I nostri figli vedranno i loro padri umiliati nella sconfitta.
I nostri guerrieri soccombono sotto il peso della vergogna.
E dopo la sconfitta passano il tempo in ozio, avvelenando il loro corpo, con alimenti, dolci e bevande ardenti. Non ha molta importanza dove passeremo i nostri ultimi giorni: non sono molti.
Alcune ore in più, forse solo qualche inverno, e nessuno dei figli delle grandi tribù che vissero in questa terra o che hanno vagato in piccole bande nei boschi, resterà per piangere sulle tombe, un popolo che un giorno fu tanto potente e pieno di fede in sé come il nostro. Una cosa sappiamo che forse un giorno l’uomo bianco scoprirà:il nostro Dio è lo stesso Dio.
Egli pensa forse che lo può possedere alla stessa maniera di come desidera possedere la nostra terra. Ma non può. Egli è Dio dell’umanità intera. E vuol bene ugualmente al pellerossa come all’uomo bianco.
La terra è amata da Lui.
E causare danno alla terra significa dimostrare disprezzo al suo Creatore.
Anche l’uomo bianco scomparirà, forse più in fretta delle altre razze.
Continua inquinando il tuo proprio letto e morirai una notte, soffocato dai tuoi propri rifiuti.
Dopo aver abbattuto l’ultimo bisonte e domato tutti i cavalli selvaggi, quando i boschi misteriosi puzzeranno di gente e le ripide colline si riempiranno di vociferanti donne, cosa resterà delle savane? non esisteranno più. e le aquile? Saranno andate via. Rimarrà solo di dire addio alla rondine della torre e alla caccia della fine della vita e comincerà la lotta per sopravvivere.

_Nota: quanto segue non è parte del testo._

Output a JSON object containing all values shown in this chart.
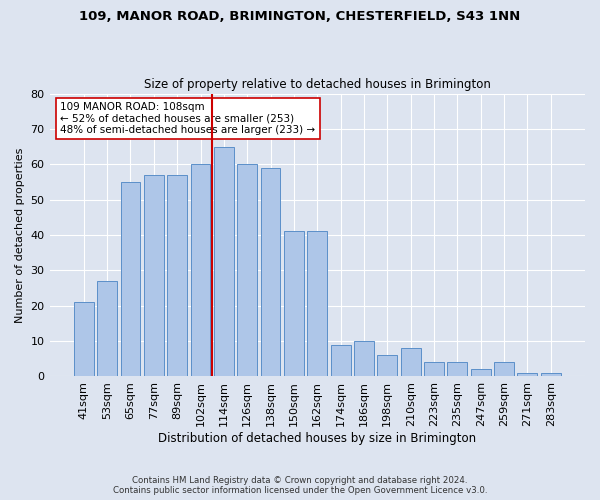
{
  "title1": "109, MANOR ROAD, BRIMINGTON, CHESTERFIELD, S43 1NN",
  "title2": "Size of property relative to detached houses in Brimington",
  "xlabel": "Distribution of detached houses by size in Brimington",
  "ylabel": "Number of detached properties",
  "categories": [
    "41sqm",
    "53sqm",
    "65sqm",
    "77sqm",
    "89sqm",
    "102sqm",
    "114sqm",
    "126sqm",
    "138sqm",
    "150sqm",
    "162sqm",
    "174sqm",
    "186sqm",
    "198sqm",
    "210sqm",
    "223sqm",
    "235sqm",
    "247sqm",
    "259sqm",
    "271sqm",
    "283sqm"
  ],
  "values": [
    21,
    27,
    55,
    57,
    57,
    60,
    65,
    60,
    59,
    41,
    41,
    9,
    10,
    6,
    8,
    4,
    4,
    2,
    4,
    1,
    1
  ],
  "bar_color": "#aec6e8",
  "bar_edge_color": "#5b8fc9",
  "vline_x": 6.0,
  "vline_color": "#cc0000",
  "annotation_text": "109 MANOR ROAD: 108sqm\n← 52% of detached houses are smaller (253)\n48% of semi-detached houses are larger (233) →",
  "annotation_box_color": "#ffffff",
  "annotation_box_edge": "#cc0000",
  "ylim": [
    0,
    80
  ],
  "yticks": [
    0,
    10,
    20,
    30,
    40,
    50,
    60,
    70,
    80
  ],
  "footer1": "Contains HM Land Registry data © Crown copyright and database right 2024.",
  "footer2": "Contains public sector information licensed under the Open Government Licence v3.0.",
  "bg_color": "#dde4f0",
  "plot_bg_color": "#dde4f0"
}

Forse capiremmo, se conoscessimo con che sogna l’uomo bianco, se sapessimo quali speranze trasmette ai suoi figli nelle lunghe notti invernali, quali prospettive di futuro offre alla sua mente perché possa formare i desideri per il giorno di domani. Ma noi siamo selvaggi.
I sogni dell’uomo bianco sono occulti per noi.

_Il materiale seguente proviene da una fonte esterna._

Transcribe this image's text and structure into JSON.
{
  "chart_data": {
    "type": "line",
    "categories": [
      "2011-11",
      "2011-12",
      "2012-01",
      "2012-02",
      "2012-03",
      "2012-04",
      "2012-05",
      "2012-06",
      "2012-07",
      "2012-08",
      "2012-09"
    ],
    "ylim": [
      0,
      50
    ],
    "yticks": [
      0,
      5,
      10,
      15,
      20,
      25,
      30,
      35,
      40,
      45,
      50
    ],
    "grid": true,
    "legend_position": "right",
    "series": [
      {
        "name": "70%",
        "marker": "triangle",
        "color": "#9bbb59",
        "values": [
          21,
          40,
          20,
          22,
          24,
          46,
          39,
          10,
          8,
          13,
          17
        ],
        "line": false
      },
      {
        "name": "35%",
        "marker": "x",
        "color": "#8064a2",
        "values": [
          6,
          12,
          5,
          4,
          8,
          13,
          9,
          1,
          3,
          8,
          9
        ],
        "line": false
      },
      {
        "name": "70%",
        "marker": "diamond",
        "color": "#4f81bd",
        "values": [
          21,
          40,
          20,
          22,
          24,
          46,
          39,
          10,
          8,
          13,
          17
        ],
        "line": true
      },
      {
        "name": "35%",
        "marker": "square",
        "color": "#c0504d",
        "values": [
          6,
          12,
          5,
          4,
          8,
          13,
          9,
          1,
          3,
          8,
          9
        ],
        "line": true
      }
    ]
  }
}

E siccome sono occulti, dobbiamo scegliere il nostro camino.
Se acconsentissimo, sarebbe per garantire le riserve che ci prometteste. Là, forse, potremmo vivere i nostri ultimi giorni come noi desideriamo. Dopo che l’ultimo pellerossa sia partito ed il suo ed il suo ricordo non sia più che l’ombra di una nuvola che passa sulle praterie, l’anima del mio popolo continuerà a vivere in queste foreste e spiagge perché noi le amiamo come un neonato ama il battito del cuore della sua mamma. Se ti venderemo la nostra terra, amala come noi la amavamo.

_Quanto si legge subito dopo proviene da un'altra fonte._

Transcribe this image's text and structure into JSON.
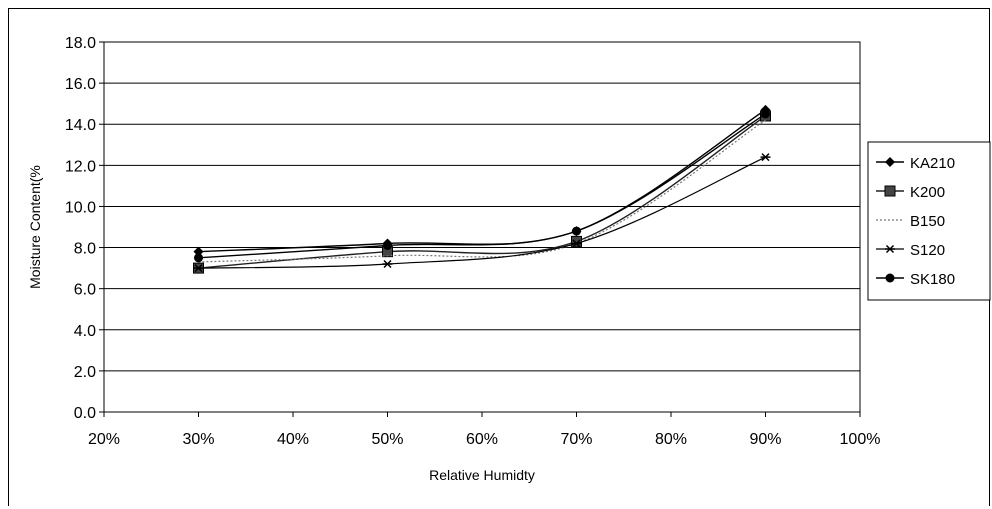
{
  "chart_data": {
    "type": "line",
    "title": "",
    "xlabel": "Relative Humidty",
    "ylabel": "Moisture Content(%",
    "x_ticks": [
      "20%",
      "30%",
      "40%",
      "50%",
      "60%",
      "70%",
      "80%",
      "90%",
      "100%"
    ],
    "y_ticks": [
      "0.0",
      "2.0",
      "4.0",
      "6.0",
      "8.0",
      "10.0",
      "12.0",
      "14.0",
      "16.0",
      "18.0"
    ],
    "xlim": [
      0.2,
      1.0
    ],
    "ylim": [
      0,
      18
    ],
    "grid": "horizontal",
    "legend_position": "right",
    "x": [
      0.3,
      0.5,
      0.7,
      0.9
    ],
    "series": [
      {
        "name": "KA210",
        "values": [
          7.8,
          8.2,
          8.8,
          14.7
        ],
        "marker": "diamond"
      },
      {
        "name": "K200",
        "values": [
          7.0,
          7.8,
          8.3,
          14.4
        ],
        "marker": "square"
      },
      {
        "name": "B150",
        "values": [
          7.3,
          7.6,
          8.2,
          14.2
        ],
        "marker": "none"
      },
      {
        "name": "S120",
        "values": [
          7.0,
          7.2,
          8.2,
          12.4
        ],
        "marker": "star"
      },
      {
        "name": "SK180",
        "values": [
          7.5,
          8.1,
          8.8,
          14.5
        ],
        "marker": "circle"
      }
    ]
  }
}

Proteggila come noi la proteggiamo.
Non ti scordare mai come era la terra quando ne prendesti possesso. E con tutta la tua fora ed il tuo potere, e tutto il tuo cuore, conservala per i tuoi figli. Una cosa sappiamo: il nostro Dio è lo stesso Dio: Questa terra è amata da Lui. Neanche l’uomo bianco può evitare il nostro comune destino.